In many ways, I find her family, her children, way more emancipated than I, a “well-educated”, high-earning member of the society, will ever be. The very means that were supposed to free me became my shackles, and how! The society would rather I rot of unemployment than accept anything “less than my worth”. This could be the same reason that while I waited to “complete” my education to start earning, Raju’s mom and her kids tried their hands at anything and everything without any inhibitions.

And as if the weight of my working-class heritage wasn’t enough, I had to bog myself down with another bummer: a hefty education loan. If there is anything worse than an uneducated, unemployed child for a middle-class family, it is “a child with a loan”. A middle-class person repaying a loan is like Arjuna aiming for the fish’ eye: the agenda of your every waking moment has to be paying off of the loan.

Although the college debts and their impact have been widely debated in the West for a long time now, the issue is still unheard of in India. Primarily because it impacts a limited few: One, very few streams require that kind of investment, and two, higher education is still a luxury. To top it all, Indian parents go the extra mile to protect their kids from falling into the demonic possession of credit and compound interest. Blame Bollywood’s infamous Lala and naïve Radha Rani, or blame the unorganized lending sector, loans have become eternally villainized for the middle class in India. Indian middle-class parents will sell their kidneys if they have to, to keep their kids from availing loans. Because believe it or not, education, employment and no-loan are the three pillars of middle-class parenting.

We, the middle class, are terrified of failure. Because we have been on the other side. We have seen our fathers and forefathers struggle and climb their way into decent lives, and we fear one wrong step will drag us down into the very deep dark pit we have finally managed to escape. Add to it the huge population and scant opportunities.

And this fear of failure is passed on as family heirloom.
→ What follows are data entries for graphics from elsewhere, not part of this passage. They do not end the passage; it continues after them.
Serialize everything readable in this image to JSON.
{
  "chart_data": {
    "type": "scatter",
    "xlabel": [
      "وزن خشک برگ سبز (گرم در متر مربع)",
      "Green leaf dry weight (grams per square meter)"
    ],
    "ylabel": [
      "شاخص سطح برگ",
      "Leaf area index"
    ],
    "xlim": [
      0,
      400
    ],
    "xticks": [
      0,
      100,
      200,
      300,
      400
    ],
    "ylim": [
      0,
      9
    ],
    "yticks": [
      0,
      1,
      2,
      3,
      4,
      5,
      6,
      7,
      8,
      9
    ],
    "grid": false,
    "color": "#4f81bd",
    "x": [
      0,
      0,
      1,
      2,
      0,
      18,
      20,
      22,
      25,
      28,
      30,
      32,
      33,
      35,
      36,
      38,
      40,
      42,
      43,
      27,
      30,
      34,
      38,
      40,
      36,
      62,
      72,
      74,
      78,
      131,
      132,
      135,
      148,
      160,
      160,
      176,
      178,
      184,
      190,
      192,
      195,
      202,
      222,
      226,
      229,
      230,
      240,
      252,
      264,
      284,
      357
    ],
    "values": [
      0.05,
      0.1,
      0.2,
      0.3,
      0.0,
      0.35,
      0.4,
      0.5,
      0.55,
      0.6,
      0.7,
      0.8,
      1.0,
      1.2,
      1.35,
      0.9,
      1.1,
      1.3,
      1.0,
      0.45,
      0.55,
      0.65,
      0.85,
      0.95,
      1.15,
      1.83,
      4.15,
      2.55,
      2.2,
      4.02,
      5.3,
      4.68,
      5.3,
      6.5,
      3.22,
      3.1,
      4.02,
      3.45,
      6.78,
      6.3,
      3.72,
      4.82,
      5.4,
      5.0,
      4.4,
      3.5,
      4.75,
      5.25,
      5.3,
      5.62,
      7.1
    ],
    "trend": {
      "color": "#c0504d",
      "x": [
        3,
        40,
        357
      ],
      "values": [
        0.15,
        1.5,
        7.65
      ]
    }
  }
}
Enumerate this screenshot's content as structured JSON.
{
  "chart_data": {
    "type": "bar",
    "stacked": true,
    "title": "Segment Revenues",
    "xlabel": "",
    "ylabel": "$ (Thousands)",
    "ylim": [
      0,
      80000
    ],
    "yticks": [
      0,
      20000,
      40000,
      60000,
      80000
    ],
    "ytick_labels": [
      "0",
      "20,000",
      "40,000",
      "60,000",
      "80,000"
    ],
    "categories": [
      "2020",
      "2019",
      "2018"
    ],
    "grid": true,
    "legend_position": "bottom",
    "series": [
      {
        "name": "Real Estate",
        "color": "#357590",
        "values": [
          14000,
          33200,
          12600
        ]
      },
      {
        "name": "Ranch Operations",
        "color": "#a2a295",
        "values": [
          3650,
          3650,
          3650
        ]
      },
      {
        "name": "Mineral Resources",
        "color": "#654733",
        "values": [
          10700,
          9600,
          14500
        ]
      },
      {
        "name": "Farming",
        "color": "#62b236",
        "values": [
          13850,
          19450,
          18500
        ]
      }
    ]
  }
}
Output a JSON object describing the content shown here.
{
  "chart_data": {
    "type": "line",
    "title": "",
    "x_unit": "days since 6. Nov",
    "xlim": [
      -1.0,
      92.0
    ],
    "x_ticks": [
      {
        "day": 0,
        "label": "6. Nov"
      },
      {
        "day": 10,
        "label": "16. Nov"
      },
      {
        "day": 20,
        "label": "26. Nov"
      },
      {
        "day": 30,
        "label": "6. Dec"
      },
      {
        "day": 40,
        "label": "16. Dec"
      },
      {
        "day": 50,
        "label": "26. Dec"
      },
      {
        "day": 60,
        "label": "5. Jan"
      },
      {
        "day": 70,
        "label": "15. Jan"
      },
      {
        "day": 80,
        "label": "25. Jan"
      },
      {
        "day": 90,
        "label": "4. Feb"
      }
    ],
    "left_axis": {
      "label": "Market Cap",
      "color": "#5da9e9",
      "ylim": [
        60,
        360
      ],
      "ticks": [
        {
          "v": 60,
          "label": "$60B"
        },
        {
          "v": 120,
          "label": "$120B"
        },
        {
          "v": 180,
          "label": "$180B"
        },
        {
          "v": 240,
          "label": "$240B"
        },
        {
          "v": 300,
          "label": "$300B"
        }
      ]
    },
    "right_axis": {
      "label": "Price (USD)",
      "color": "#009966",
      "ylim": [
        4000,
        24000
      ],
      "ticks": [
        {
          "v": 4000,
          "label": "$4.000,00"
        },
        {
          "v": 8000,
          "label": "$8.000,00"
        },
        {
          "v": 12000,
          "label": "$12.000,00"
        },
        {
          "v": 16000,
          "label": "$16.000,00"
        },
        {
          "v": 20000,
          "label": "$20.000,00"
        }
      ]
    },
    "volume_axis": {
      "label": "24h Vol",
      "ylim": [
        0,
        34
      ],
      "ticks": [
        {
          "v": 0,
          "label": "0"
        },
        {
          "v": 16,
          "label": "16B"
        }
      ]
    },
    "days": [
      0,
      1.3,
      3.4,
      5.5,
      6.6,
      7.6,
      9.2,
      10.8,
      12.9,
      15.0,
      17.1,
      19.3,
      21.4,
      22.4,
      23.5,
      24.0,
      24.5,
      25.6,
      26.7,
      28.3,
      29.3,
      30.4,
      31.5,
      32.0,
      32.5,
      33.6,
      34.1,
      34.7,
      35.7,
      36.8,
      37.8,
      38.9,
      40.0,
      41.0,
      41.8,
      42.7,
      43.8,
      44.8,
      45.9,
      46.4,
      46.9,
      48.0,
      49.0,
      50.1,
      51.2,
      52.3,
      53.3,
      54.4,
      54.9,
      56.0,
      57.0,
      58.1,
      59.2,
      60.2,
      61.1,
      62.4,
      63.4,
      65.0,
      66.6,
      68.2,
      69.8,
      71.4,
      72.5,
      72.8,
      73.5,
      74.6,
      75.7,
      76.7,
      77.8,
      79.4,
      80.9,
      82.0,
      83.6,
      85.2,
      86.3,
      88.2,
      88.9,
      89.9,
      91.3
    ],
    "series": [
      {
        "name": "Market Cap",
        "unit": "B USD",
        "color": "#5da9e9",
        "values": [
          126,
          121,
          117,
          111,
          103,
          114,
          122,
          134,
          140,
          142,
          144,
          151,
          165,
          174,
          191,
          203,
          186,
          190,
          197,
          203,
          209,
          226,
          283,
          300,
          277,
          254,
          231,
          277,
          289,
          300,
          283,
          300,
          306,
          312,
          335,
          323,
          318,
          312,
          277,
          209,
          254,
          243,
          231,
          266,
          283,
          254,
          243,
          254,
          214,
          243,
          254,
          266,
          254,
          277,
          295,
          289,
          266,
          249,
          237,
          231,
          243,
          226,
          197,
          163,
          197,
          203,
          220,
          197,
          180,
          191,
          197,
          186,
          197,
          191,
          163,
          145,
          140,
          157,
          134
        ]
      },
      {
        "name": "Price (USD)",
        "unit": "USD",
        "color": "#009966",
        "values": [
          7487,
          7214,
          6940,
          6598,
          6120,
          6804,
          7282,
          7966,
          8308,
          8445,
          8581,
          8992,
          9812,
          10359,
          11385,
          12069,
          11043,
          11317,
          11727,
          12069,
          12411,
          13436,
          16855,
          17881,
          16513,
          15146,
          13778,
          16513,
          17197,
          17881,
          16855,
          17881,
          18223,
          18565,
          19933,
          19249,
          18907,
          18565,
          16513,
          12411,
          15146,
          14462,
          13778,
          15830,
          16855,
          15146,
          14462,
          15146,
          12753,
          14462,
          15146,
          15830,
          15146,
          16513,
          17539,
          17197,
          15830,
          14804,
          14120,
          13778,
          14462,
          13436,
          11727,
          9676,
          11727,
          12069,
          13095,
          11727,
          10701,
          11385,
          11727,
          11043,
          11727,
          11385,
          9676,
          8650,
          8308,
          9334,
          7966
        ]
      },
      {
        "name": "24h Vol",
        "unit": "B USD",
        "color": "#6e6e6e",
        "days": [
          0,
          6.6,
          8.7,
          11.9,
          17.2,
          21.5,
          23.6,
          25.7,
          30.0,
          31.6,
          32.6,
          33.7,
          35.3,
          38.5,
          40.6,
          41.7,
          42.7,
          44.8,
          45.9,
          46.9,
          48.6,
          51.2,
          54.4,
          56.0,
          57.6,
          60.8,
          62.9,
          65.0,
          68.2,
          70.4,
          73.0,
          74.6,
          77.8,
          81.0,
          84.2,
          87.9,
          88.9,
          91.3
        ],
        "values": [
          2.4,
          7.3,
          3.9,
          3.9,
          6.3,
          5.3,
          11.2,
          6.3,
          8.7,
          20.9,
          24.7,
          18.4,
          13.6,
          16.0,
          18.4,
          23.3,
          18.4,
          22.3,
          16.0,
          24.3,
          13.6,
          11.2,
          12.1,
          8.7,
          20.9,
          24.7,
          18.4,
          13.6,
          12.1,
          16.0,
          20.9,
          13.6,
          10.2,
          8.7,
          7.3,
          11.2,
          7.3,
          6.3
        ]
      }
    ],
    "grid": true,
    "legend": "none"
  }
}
No amount of formal education can ever prepare you to let go of a well-paying job, and venture into the unknown. Case in point? Despite having all the safety nets that one can possibly ask for: a degree that ensures I don’t die jobless, a family that will be there for me irrespective, and a close circle of friends who will readily pull me out of any manhole I land into; here I am, petrified, evaluating the outcomes of my move.

But truth be told, we, the second and third generation middle-class, can actually afford this. Because our parents worked really hard so that we don’t have to. Because our times are different. And because we owe it to our future generations.